Sorry I made a mistake. That approximation was truncated, not rounded. That doubly upsets me, because I hate it when people truncate rather than round. Sorry to have put anyone through that torment.
Sorry I made a mistake. That approximation was truncated, not rounded. That doubly upsets me, because I hate it when people truncate rather than round. Sorry to have put anyone through that torment.
Larry Rawson wrote:
That's the world record marathon speed. Yes, it has now dipped under 70 seconds per lap.
69.932 seconds per lap.
iosonfrvuier wrote:
ifyouthinkso wrote:Don't forget the .2. Anybody can do that for 26 miles, its the .2 that gets you.
Don't forget the .01875745645430684800763540921. Anybody can do that for 26.2 miles, its the .01875745645430684800763540921 that gets you.
I appreciate this awful bumper sticker humor you have in this post hahahaha
This thread: Another reason LRC is awesome.
I could only stick with him for four laps. D*mn.
rekrunner wrote:
This makes the marathon distance exactly 42.194988 km
No rounding errors yet.
Sorry, that's not exact.
Sorry for you, but yes it is.I did find another huge error though -- I'll leave it as an exercise for the interested reader.
Math Manly wrote:
rekrunner wrote:This makes the marathon distance exactly 42.194988 km
No rounding errors yet.
Sorry, that's not exact.
rekrunner wrote:
Sorry for you, but yes it is.
I did find another huge error though -- I'll leave it as an exercise for the interested reader.
I hate to disagree with you rekrunner, but you don't use the imperial measure (26m385y) and convert it to metric. Metric is the official marathon measure. The nominal marathon distance according to the IAAF is 42.195 km. (plus the short course prevention addon)
rekrunner wrote:
Isn't the "exact" marathon distance 26 miles 385 yds?
In other words, exactly 26.21875 miles?
No the exact marathon distance isn't expressed in imperial measure.
rekrunner wrote:
The popular metric approximation of 42.195 km is exactly 12mm too long.
42.195km isn't a metric approximation, it IS the definition of the marathon distance by the IAAF for almost 100 years.
rekrunner wrote:
I did find another huge error though
which is that 12 thousands of a meter is not more than 7 thousandths of a mile. maybe this time the mods will not be offended.
Larry Rawson wrote:
That's the world record marathon speed. Yes, it has now dipped under 70 seconds per lap.
It's called INSANE. 4:41 pace for 26.2 miles. I can't fathom, but then again, I'm just a hobby jogger.
Did it. Out of shape. Suffered for 400m. Mind boggled. Now I need to get the fat asses from work to try
Only 105.4 laps of a 400m track averaging sub 70. Simple decision. I'm going to grad school instead. Better return on investment
I just ran that pace for 1609.34 meters. HR around 130 bpm. Once I get healthy I'll try it for the marathon distance.
Crazedseepies wrote:
This thread: Another reason LRC is awesome.

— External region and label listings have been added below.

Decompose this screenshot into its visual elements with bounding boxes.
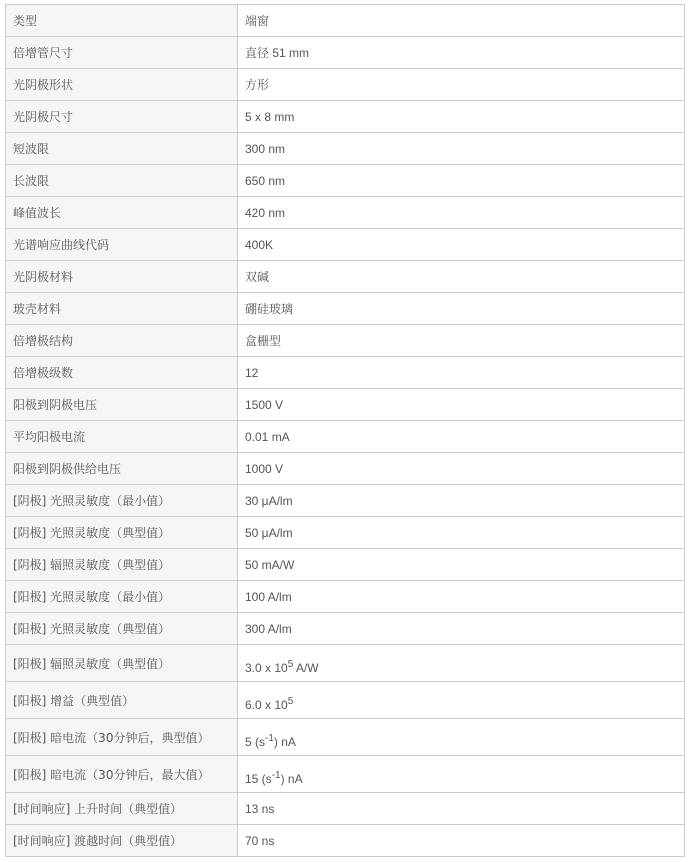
row-value: 3.0 x 105 A/W xyxy=(238,645,685,682)
table-row: [阴极] 光照灵敏度（最小值）30 μA/lm xyxy=(6,485,685,517)
value-exponent: -1 xyxy=(265,733,274,744)
table-row: [阳极] 暗电流（30分钟后，典型值）5 (s-1) nA xyxy=(6,719,685,756)
table-row: [阴极] 辐照灵敏度（典型值）50 mA/W xyxy=(6,549,685,581)
row-label: 倍增极级数 xyxy=(6,357,238,389)
row-value: 5 x 8 mm xyxy=(238,101,685,133)
row-value: 双碱 xyxy=(238,261,685,293)
row-label: 倍增管尺寸 xyxy=(6,37,238,69)
table-row: [阳极] 光照灵敏度（最小值）100 A/lm xyxy=(6,581,685,613)
row-label: [阳极] 暗电流（30分钟后，最大值） xyxy=(6,756,238,793)
value-exponent: 5 xyxy=(288,696,294,707)
row-value: 50 μA/lm xyxy=(238,517,685,549)
table-row: [时间响应] 渡越时间（典型值）70 ns xyxy=(6,825,685,857)
row-value: 300 A/lm xyxy=(238,613,685,645)
row-label: 长波限 xyxy=(6,165,238,197)
row-value: 100 A/lm xyxy=(238,581,685,613)
table-row: 阳极到阴极电压1500 V xyxy=(6,389,685,421)
value-base: 5 (s xyxy=(245,735,265,749)
row-label: 类型 xyxy=(6,5,238,37)
table-row: 阳极到阴极供给电压1000 V xyxy=(6,453,685,485)
row-label: 光阴极尺寸 xyxy=(6,101,238,133)
row-label: 光谱响应曲线代码 xyxy=(6,229,238,261)
table-row: 长波限650 nm xyxy=(6,165,685,197)
value-unit: ) nA xyxy=(281,772,303,786)
value-unit: A/W xyxy=(293,661,318,675)
row-value: 420 nm xyxy=(238,197,685,229)
table-row: 平均阳极电流0.01 mA xyxy=(6,421,685,453)
row-label: [阳极] 辐照灵敏度（典型值） xyxy=(6,645,238,682)
table-row: 玻壳材料硼硅玻璃 xyxy=(6,293,685,325)
row-value: 400K xyxy=(238,229,685,261)
row-label: 玻壳材料 xyxy=(6,293,238,325)
row-label: 倍增极结构 xyxy=(6,325,238,357)
row-value: 300 nm xyxy=(238,133,685,165)
table-row: 倍增管尺寸直径 51 mm xyxy=(6,37,685,69)
table-row: 光阴极形状方形 xyxy=(6,69,685,101)
row-label: [阳极] 光照灵敏度（最小值） xyxy=(6,581,238,613)
row-value: 1000 V xyxy=(238,453,685,485)
row-label: [阴极] 光照灵敏度（最小值） xyxy=(6,485,238,517)
table-row: 峰值波长420 nm xyxy=(6,197,685,229)
row-label: 阳极到阴极电压 xyxy=(6,389,238,421)
row-label: [时间响应] 渡越时间（典型值） xyxy=(6,825,238,857)
row-value: 5 (s-1) nA xyxy=(238,719,685,756)
row-value: 1500 V xyxy=(238,389,685,421)
row-value: 70 ns xyxy=(238,825,685,857)
spec-table: 类型端窗 倍增管尺寸直径 51 mm 光阴极形状方形 光阴极尺寸5 x 8 mm… xyxy=(5,4,685,857)
row-value: 硼硅玻璃 xyxy=(238,293,685,325)
row-label: [阳极] 暗电流（30分钟后，典型值） xyxy=(6,719,238,756)
value-exponent: -1 xyxy=(272,770,281,781)
table-row: 类型端窗 xyxy=(6,5,685,37)
row-value: 盒栅型 xyxy=(238,325,685,357)
row-value: 端窗 xyxy=(238,5,685,37)
table-row: 倍增极结构盒栅型 xyxy=(6,325,685,357)
table-row: [阴极] 光照灵敏度（典型值）50 μA/lm xyxy=(6,517,685,549)
row-label: 光阴极形状 xyxy=(6,69,238,101)
row-label: [时间响应] 上升时间（典型值） xyxy=(6,793,238,825)
value-base: 6.0 x 10 xyxy=(245,698,288,712)
row-label: 阳极到阴极供给电压 xyxy=(6,453,238,485)
row-label: 光阴极材料 xyxy=(6,261,238,293)
row-label: [阴极] 光照灵敏度（典型值） xyxy=(6,517,238,549)
row-value: 30 μA/lm xyxy=(238,485,685,517)
table-row: [时间响应] 上升时间（典型值）13 ns xyxy=(6,793,685,825)
table-row: 光阴极材料双碱 xyxy=(6,261,685,293)
row-value: 650 nm xyxy=(238,165,685,197)
row-value: 直径 51 mm xyxy=(238,37,685,69)
row-label: [阳极] 光照灵敏度（典型值） xyxy=(6,613,238,645)
row-value: 15 (s-1) nA xyxy=(238,756,685,793)
value-base: 15 (s xyxy=(245,772,272,786)
row-label: [阳极] 增益（典型值） xyxy=(6,682,238,719)
row-value: 50 mA/W xyxy=(238,549,685,581)
table-row: [阳极] 增益（典型值）6.0 x 105 xyxy=(6,682,685,719)
row-label: 短波限 xyxy=(6,133,238,165)
table-row: [阳极] 暗电流（30分钟后，最大值）15 (s-1) nA xyxy=(6,756,685,793)
row-label: [阴极] 辐照灵敏度（典型值） xyxy=(6,549,238,581)
table-row: 短波限300 nm xyxy=(6,133,685,165)
row-label: 平均阳极电流 xyxy=(6,421,238,453)
table-row: 倍增极级数12 xyxy=(6,357,685,389)
row-label: 峰值波长 xyxy=(6,197,238,229)
row-value: 13 ns xyxy=(238,793,685,825)
value-base: 3.0 x 10 xyxy=(245,661,288,675)
table-row: [阳极] 光照灵敏度（典型值）300 A/lm xyxy=(6,613,685,645)
row-value: 6.0 x 105 xyxy=(238,682,685,719)
row-value: 12 xyxy=(238,357,685,389)
table-row: 光阴极尺寸5 x 8 mm xyxy=(6,101,685,133)
value-unit: ) nA xyxy=(274,735,296,749)
table-row: 光谱响应曲线代码400K xyxy=(6,229,685,261)
table-row: [阳极] 辐照灵敏度（典型值）3.0 x 105 A/W xyxy=(6,645,685,682)
row-value: 方形 xyxy=(238,69,685,101)
row-value: 0.01 mA xyxy=(238,421,685,453)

I could only stick with him for four laps. D*mn.
Agree. Point well made!
The ppl trying to do the math and dissecting pace here are obviously compensating for lack of talent. Go back to your 20 minute turkey trot goal race. See you there.
vihadta wrote:
I just ran that pace for 1609.34 meters. HR around 130 bpm. Once I get healthy I'll try it for the marathon distance.
First you should try running a full mile. 4 millimetres (0.0000024854847689493358784697367374533 miles) is a long way to go if you're tired.

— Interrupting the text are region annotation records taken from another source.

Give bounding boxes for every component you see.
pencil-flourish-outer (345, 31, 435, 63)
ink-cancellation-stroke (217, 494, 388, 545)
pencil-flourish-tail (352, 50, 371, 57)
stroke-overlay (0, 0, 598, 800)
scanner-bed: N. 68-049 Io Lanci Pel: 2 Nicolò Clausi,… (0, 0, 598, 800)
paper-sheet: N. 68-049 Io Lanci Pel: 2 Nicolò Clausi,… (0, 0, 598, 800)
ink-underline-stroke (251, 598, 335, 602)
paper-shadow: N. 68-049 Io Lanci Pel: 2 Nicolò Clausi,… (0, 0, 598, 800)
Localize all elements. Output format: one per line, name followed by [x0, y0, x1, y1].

I think that the iaaf officially changed the distance to be equal to 42.195 km.
I actually didn't know that the official marathon distance was metric - 42.195 km.
I keep learning here.
And the short course prevention add on adds 42 m.
So they really ran 42.237 m.
Do they have an official metric distance for the mile?
Do they run 1609.35 meters, which is slightly longer than a mile since 1609.34 m is slightly less than a mile?
Math maniac wrote:
Correct. 4:41/mile equates to 69.9 for 400m.
Dang-- we used to do mile repeats at that pace. They were some of the ____ hardest workouts. Absolutely hated them.
Thank you for making me feel humble yet again.
He can easily drop 26 seconds off his time. All he needs to do is run 1 sec per mile faster. See how easy?